I was happy to see that Nora, despite her lost superpower, was still the brash, abrasive, badass character I had been so enamoured with in Kama’s first book. She also hasn’t lost her self-deprecating humour I had enjoyed so much. Whilst Nora does her best to keep everyone at arms’ length, including her readers, she is an irresistible protagonist. However, I felt that there was a link missing between Kamal’s first novel and this one, as the story makes a huge jump forward in time to a point where I felt that I had perhaps missed another book. Nora’s and Brazuca’s stories don’t tie together well in this one, and it all felt slightly disjointed to me. I also felt it more difficult to connect to the element of organised crime and gangland activity, which was so alien to me and did not have the same emotional pull as Nora’s first quest, of rescuing a child she had given up for adoption at birth. However, as Nora discovers some pieces of her parents’ past that put everything she has ever thought into doubt, I felt myself getting more intrigued.

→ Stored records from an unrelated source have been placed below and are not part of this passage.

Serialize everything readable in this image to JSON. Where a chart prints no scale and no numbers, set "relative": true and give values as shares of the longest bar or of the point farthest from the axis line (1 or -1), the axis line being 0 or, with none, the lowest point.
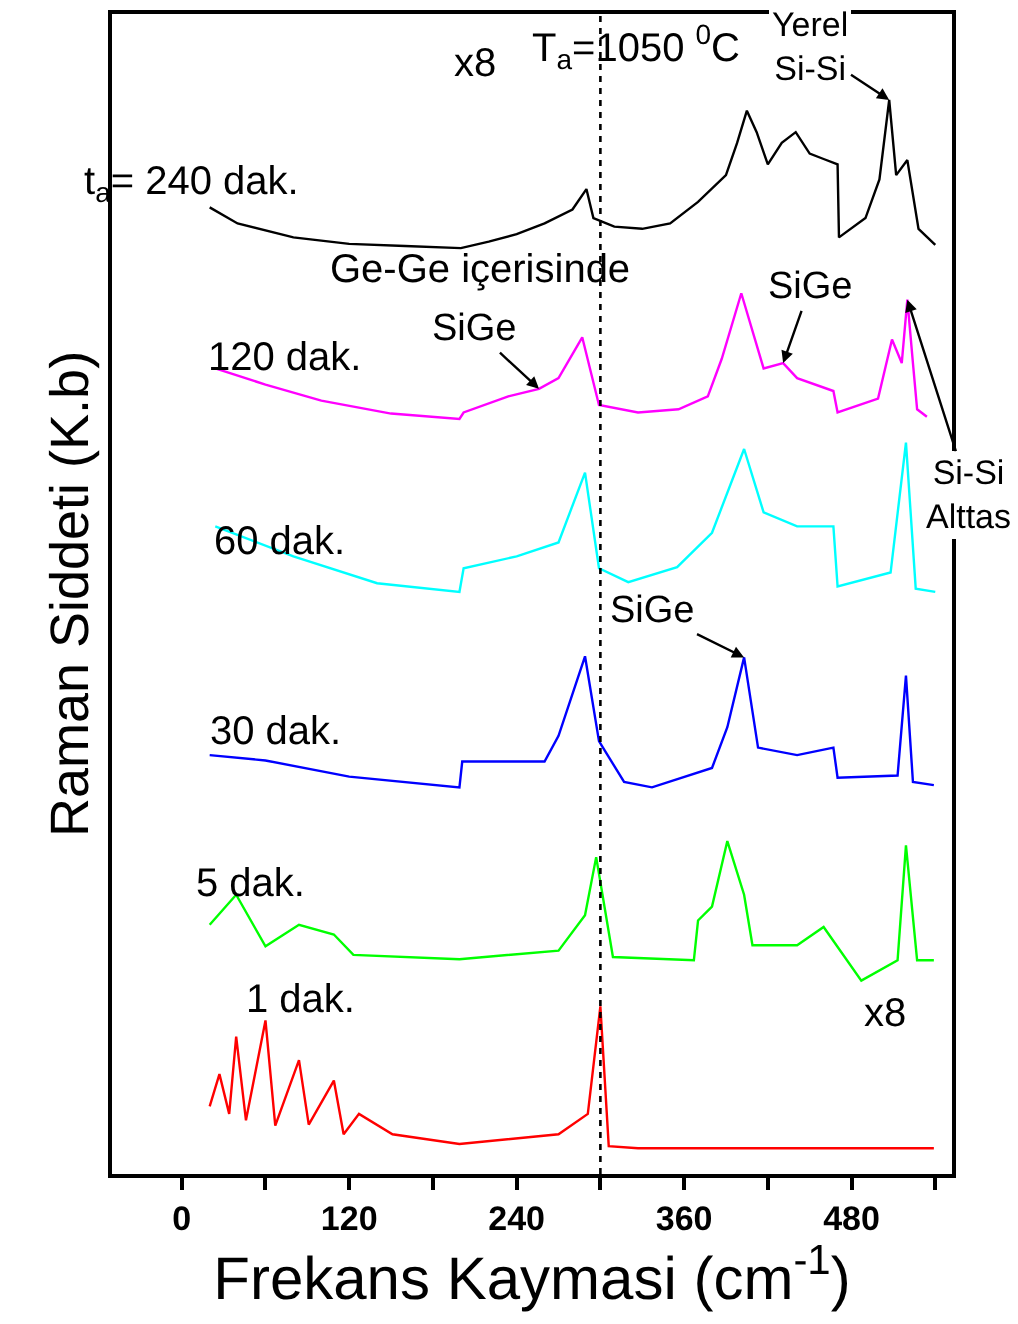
{
  "chart_data": {
    "type": "line",
    "relative": true,
    "xlabel": "Frekans Kaymasi (cm$^{-1}$)",
    "ylabel": "Raman Siddeti (K.b)",
    "xlim": [
      -50,
      552
    ],
    "xticks": [
      0,
      {
        "value": 60,
        "label": null
      },
      120,
      {
        "value": 180,
        "label": null
      },
      240,
      {
        "value": 300,
        "label": null
      },
      360,
      {
        "value": 420,
        "label": null
      },
      480,
      {
        "value": 540,
        "label": null
      }
    ],
    "tick_labels": "x",
    "legend": false,
    "marker": "none",
    "line_style": "solid",
    "ref_lines": [
      {
        "axis": "x",
        "value": 300,
        "color": "#000000",
        "line_style": "dotted"
      }
    ],
    "series": [
      {
        "name": "t$_{a}$= 240 dak.",
        "color": "#000000",
        "x": [
          20,
          40,
          80,
          120,
          160,
          200,
          220,
          240,
          260,
          280,
          290,
          295,
          310,
          330,
          350,
          370,
          390,
          398,
          405,
          412,
          420,
          430,
          440,
          450,
          460,
          470,
          471,
          490,
          500,
          507,
          512,
          520,
          528,
          540
        ],
        "values": [
          0.9,
          0.885,
          0.872,
          0.866,
          0.864,
          0.862,
          0.868,
          0.875,
          0.885,
          0.898,
          0.917,
          0.89,
          0.882,
          0.88,
          0.885,
          0.905,
          0.93,
          0.96,
          0.99,
          0.97,
          0.94,
          0.96,
          0.97,
          0.95,
          0.945,
          0.94,
          0.872,
          0.89,
          0.926,
          1.0,
          0.93,
          0.944,
          0.88,
          0.865
        ]
      },
      {
        "name": "120 dak.",
        "color": "#ff00ff",
        "x": [
          24,
          60,
          100,
          150,
          199,
          202,
          234,
          256,
          270,
          287,
          299,
          327,
          356,
          377,
          387,
          401,
          417,
          431,
          441,
          467,
          470,
          499,
          509,
          516,
          520,
          524,
          527,
          534
        ],
        "values": [
          0.75,
          0.735,
          0.72,
          0.708,
          0.703,
          0.709,
          0.724,
          0.731,
          0.741,
          0.779,
          0.716,
          0.709,
          0.712,
          0.724,
          0.759,
          0.82,
          0.75,
          0.755,
          0.741,
          0.729,
          0.709,
          0.722,
          0.777,
          0.755,
          0.814,
          0.755,
          0.712,
          0.705
        ]
      },
      {
        "name": "60 dak.",
        "color": "#00ffff",
        "x": [
          24,
          80,
          140,
          199,
          202,
          240,
          270,
          289,
          299,
          320,
          355,
          380,
          403,
          417,
          441,
          467,
          470,
          508,
          519,
          526,
          540
        ],
        "values": [
          0.603,
          0.575,
          0.55,
          0.542,
          0.564,
          0.575,
          0.588,
          0.653,
          0.564,
          0.551,
          0.565,
          0.597,
          0.675,
          0.616,
          0.603,
          0.603,
          0.547,
          0.56,
          0.681,
          0.545,
          0.542
        ]
      },
      {
        "name": "30 dak.",
        "color": "#0000ff",
        "x": [
          20,
          60,
          120,
          199,
          201,
          260,
          270,
          289,
          299,
          317,
          337,
          380,
          391,
          403,
          413,
          441,
          467,
          470,
          513,
          519,
          524,
          539
        ],
        "values": [
          0.39,
          0.385,
          0.37,
          0.36,
          0.384,
          0.384,
          0.408,
          0.482,
          0.403,
          0.365,
          0.36,
          0.378,
          0.416,
          0.481,
          0.397,
          0.39,
          0.397,
          0.369,
          0.371,
          0.464,
          0.365,
          0.362
        ]
      },
      {
        "name": "5 dak.",
        "color": "#00ff00",
        "x": [
          20,
          39,
          60,
          84,
          109,
          123,
          199,
          270,
          289,
          297,
          309,
          367,
          370,
          380,
          391,
          403,
          409,
          441,
          460,
          487,
          513,
          519,
          527,
          539
        ],
        "values": [
          0.232,
          0.26,
          0.212,
          0.232,
          0.223,
          0.204,
          0.2,
          0.208,
          0.241,
          0.295,
          0.202,
          0.199,
          0.236,
          0.249,
          0.31,
          0.26,
          0.213,
          0.213,
          0.23,
          0.18,
          0.199,
          0.306,
          0.199,
          0.199
        ]
      },
      {
        "name": "1 dak.",
        "color": "#ff0000",
        "x": [
          20,
          27,
          34,
          39,
          46,
          60,
          67,
          84,
          91,
          109,
          116,
          127,
          151,
          199,
          270,
          291,
          300,
          306,
          327,
          413,
          539
        ],
        "values": [
          0.063,
          0.093,
          0.056,
          0.128,
          0.05,
          0.143,
          0.045,
          0.106,
          0.046,
          0.087,
          0.037,
          0.056,
          0.037,
          0.028,
          0.037,
          0.056,
          0.156,
          0.026,
          0.024,
          0.024,
          0.024
        ]
      }
    ],
    "annotations": [
      "T$_{a}$=1050 $^{0}$C",
      {
        "text": "Yerel\nSi-Si",
        "x": 507,
        "y": 1.0
      },
      "x8",
      "Ge-Ge içerisinde",
      {
        "text": "SiGe",
        "x": 256,
        "y": 0.731
      },
      {
        "text": "SiGe",
        "x": 431,
        "y": 0.755
      },
      {
        "text": "Si-Si\nAlttas",
        "x": 520,
        "y": 0.814
      },
      {
        "text": "SiGe",
        "x": 403,
        "y": 0.481
      },
      "x8"
    ]
  }
}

Whilst I felt it a bit harder to connect to all the different characters in It All Falls Down than in Eyes Like Mine, and desperately missed Nora’s faithful companion Whisper, I still enjoyed this  plucky character and look forward to finding out more about her in the next book in the series. As a fair warning to readers, I feel that this book would not work well as a stand-alone novel and highly recommend reading the first book in the series before delving into this storyline. 

Thank you to Edelweiss and William Morrow for the free electronic copy of this novel and for giving me the opportunity to provide an honest review.